Oh, and to at least get some Nats into this post, I hope they offer Scott Olsen arbitration. I still see enough upside there. I hope I get to read about his no-hitter in June in the Times.

8 comments:

Softball Girl said...

Sad about the Times. But The Post does need a Nats beat writer...

MikeHarris said...

There's two excellent writers to choose from at the Times. Take 'em both! Baseball writers, I mean. There's lots of excellent writers there.

Anonymous said...

Looks like Ben is out.....Spokane... Washington next stop...Hope Post is not too stupid to let Mark get away too.

MikeHarris said...

Newspapers out there or some other business? Good for him if he has a gig lined up already.

Mark would be a great call for the Post. Haven't talked to him in a while to know if he's interested. I know his role was going to change a bit at the Times. I think - emphasis on think - Mark and Ben were going to flop their deals on the Nats beat, with Ben becoming more of the lead guy.

Guess not now. I enjoy Mark's stuff so I hope he stays around in some capacity.

MikeHarris said...

After a bit of investigation, I think that Spokane thing is a joke. I don't think he has anything lined up yet.

Sec 204 Row H Seat 7 said...

I agree with everything you, Dave and others say about this horrible situation at the Times. I wonder what is going on at the Post now? The next beat writer(s?) will tell the tale I guess.

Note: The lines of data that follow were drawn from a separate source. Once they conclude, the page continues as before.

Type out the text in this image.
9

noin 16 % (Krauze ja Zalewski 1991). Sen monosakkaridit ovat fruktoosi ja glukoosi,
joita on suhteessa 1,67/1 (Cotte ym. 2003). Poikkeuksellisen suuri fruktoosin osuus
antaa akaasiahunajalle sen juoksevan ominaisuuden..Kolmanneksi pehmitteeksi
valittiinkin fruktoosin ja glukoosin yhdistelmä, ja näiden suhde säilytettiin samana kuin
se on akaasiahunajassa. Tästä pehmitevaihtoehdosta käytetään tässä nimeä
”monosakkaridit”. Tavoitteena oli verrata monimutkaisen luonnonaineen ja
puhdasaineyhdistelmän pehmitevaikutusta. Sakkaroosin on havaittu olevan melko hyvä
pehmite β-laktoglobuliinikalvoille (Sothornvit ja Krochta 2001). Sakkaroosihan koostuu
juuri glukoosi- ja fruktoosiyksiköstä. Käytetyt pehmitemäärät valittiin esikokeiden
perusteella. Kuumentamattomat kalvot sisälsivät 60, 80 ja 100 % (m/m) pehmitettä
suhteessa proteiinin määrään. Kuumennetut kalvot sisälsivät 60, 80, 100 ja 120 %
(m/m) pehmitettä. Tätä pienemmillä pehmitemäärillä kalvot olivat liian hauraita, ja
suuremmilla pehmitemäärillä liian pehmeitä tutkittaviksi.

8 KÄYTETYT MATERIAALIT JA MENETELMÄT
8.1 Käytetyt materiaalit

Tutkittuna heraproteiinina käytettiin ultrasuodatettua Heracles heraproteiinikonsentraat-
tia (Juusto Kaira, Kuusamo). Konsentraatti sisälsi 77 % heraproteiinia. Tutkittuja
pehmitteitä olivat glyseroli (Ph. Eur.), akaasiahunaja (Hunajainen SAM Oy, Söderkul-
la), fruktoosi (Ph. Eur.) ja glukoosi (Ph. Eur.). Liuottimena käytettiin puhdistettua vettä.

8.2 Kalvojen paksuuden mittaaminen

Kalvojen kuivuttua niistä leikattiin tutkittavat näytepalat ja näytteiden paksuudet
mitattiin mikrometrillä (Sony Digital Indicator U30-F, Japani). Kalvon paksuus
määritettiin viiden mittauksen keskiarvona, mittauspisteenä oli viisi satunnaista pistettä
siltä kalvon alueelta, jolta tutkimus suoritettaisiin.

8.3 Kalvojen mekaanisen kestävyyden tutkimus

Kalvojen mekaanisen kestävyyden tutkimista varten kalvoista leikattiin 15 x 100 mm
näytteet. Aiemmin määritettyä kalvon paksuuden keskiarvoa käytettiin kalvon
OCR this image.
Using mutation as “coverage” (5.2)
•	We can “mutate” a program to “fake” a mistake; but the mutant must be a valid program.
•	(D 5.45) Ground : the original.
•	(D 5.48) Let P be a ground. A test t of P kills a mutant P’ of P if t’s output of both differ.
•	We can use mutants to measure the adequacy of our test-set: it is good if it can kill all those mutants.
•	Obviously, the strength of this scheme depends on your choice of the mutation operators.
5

As to baseball, I would offer arb. to Olsen and Willingham.

natsfan1a said...

I'll also be sorry to see the Times' sports coverage stop, if that's to be the case. I've enjoyed following writers at the Times as well as the Post since the team came to town. The Times' coverage often blew away the Post in scope, IMO. On a larger scale, I'm also sad to see the decline of print newspapers, for a number of reasons.

Hope that the Post, MASN, or some other outlet will snap up the Times' writers. They do good work, IMO, and have established contacts with the team.

Hendo said...

If the Times jettisons sports, it's done as a daily paper.

When (if) you pick up a paper these days, what's the first section you open? Me, I always go -- and always have gone -- back-to-front. If there's no back, there's no reason for me to buy the paper.

Good luck to the Times' guys. They deserve it. They've earned it.